Raffaella Polato, Corriere della Sera 04/06/2013, 4 giugno 2013
GLI AGNELLI CEDONO SGS PER DUE MILIARDI —
Non ne avrebbe bisogno. E non ne avrà, in effetti, per Fiat-Chrysler: lì saranno sufficienti le risorse che già aveva in cassa. Da ieri in ogni caso la liquidità di Exor è ancora più elevata. Quasi il triplo — da 1,2 a 3,2 miliardi — grazie a Sgs e alla classica offerta «irrinunciabile». Firmata Groupe Bruxelles Lambert, porterà alla holding di casa Agnelli 2 miliardi e una plusvalenza in proporzione persino più ricca: 1,530 miliardi. John Elkann ne ha dunque più che a sufficienza per garantire da un lato i mezzi di cui l’auto prima o poi avrà necessità, senza perciò dover aumentare il capitale della finanziaria, e dall’altro per mettersi a caccia di nuove occasioni.
Con Sgs, ceduta ieri a sorpresa dopo un mese di trattative tutte nell’ambito del capitalismo familiare internazionale (gli azionisti di controllo di Bruxelles Lambert sono i Frére e i Desmarais: rapporti diretti con Elkann, trait d’union nell’operazione Gerardo Braggiotti), la holding torinese «perde» la sua seconda partecipazione per valore economico. Lo fa guadagnandoci tantissimo non soltanto in cifre assolute, ma soprattutto in termini di rendimento: in portafoglio a Exor dal 2000, il 15% della società in cui Umberto Agnelli «scoprì» Sergio Marchionne si è rivalutato mediamente del 17% ogni singolo anno (compresi quindi quelli della tempesta perfetta sui mercati globali).
È tuttavia impensabile che l’intera liquidità ora in cassa — i famosi 3,2 miliardi — venga destinata alla sola Fiat-Chrysler. Primo: come lo stesso Elkann ha dichiarato appena giovedì scorso, all’assemblea della holding, se «è presto per dire di cosa avrà bisogno» l’auto post-fusione «di sicuro» già sarebbe bastato (ovvero basterà) il cash che la finanziaria aveva anche prima della cessione Sgs.

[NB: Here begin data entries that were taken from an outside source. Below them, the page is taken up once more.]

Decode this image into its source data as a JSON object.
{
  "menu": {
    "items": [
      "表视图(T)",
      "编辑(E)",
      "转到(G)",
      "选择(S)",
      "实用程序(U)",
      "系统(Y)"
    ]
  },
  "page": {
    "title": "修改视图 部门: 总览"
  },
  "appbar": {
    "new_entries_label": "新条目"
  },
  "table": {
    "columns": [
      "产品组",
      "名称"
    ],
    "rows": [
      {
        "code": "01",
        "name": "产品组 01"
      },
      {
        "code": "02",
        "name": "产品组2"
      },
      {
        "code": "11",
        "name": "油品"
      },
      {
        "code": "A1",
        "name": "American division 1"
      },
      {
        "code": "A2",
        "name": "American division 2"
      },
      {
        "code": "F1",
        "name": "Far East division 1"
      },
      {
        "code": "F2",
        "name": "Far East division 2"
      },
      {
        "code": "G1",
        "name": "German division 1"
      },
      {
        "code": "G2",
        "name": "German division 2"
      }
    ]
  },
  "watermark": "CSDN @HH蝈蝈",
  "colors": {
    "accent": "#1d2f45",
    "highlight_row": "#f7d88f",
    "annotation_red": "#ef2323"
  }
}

Secondo: il numero uno di Exor non ha nessuna intenzione di mettere a repentaglio la diversificazione del portafoglio, concentrandolo in appena tre grandi partecipazioni (a parte gli investimenti minori ora rimangono, in ordine di capitalizzazione, Industrial-Cnh, Fiat-Chrysler e l’immobiliare di Cushman & Wakefield).
La caccia quindi comincia. E, sebbene Elkann sia stato prevedibilmente vago in assemblea, qualche traccia l’ha offerta. Ovvio che il sogno, guardando allo straordinario turnaround di Auburn Hills, sarebbe «avere tante opportunità come Chrysler». Altrettanto ovvio che non sia facile. Queste in ogni caso le caratteristiche di massima che Exor cerca: leadership di settore (escluso esplicitamente solo il biotech e l’alta tecnologia in genere), naturalmente potenzialità di crescita, base in Europa o negli Usa ma dimensioni globali.
È un quadro che piace a Piazza Affari. Non solo per le prospettive della holding, premiata con rialzi vicino al 3% anche nella fase peggiore del listino e fissati poi, in chiusura, all’1,38% (24,9 euro). È chiaro che al centro dell’attenzione c’è sempre più l’auto, in piena fase «grandi manovre». Il sostegno garantito dall’azionista di controllo, intenzionato a non diluire il proprio 30%, si riflette a specchio su entrambi i titoli. E, allo stesso modo, a trainare sia l’uno sia l’altro è stata ieri, di nuovo, la performance di vendite messa a segno pure in maggio da Chrysler. In Italia, in serata, i dati diranno che Fiat perde l’11,7% in un mercato in calo dell’8%: e il Lingotto poi, con riferimento implicito al contenzioso con la Selmat, spiegherà che «sono quasi 3 mila le vetture vendute ma che non è stato possibile consegnare ai clienti» per il blocco di alcune forniture. Se anche per questo, da noi, la quota di Torino scende al 30,24%, negli Stati Uniti continua la lunga corsa del gruppo. Sale ancora — e fanno 38 mesi consecutivi — l’intero gruppo Chrysler, che mette a segno un +11%. Ma sale anche Fiat, grazie alla 500, che supera il traguardo delle 100 mila auto vendute dallo sbarco negli Usa (nel 2011). E sono proprio le performance americane, annunciate in mattinata, a fornire altra benzina al titolo: +3,2%, ormai a quota 6,3 euro.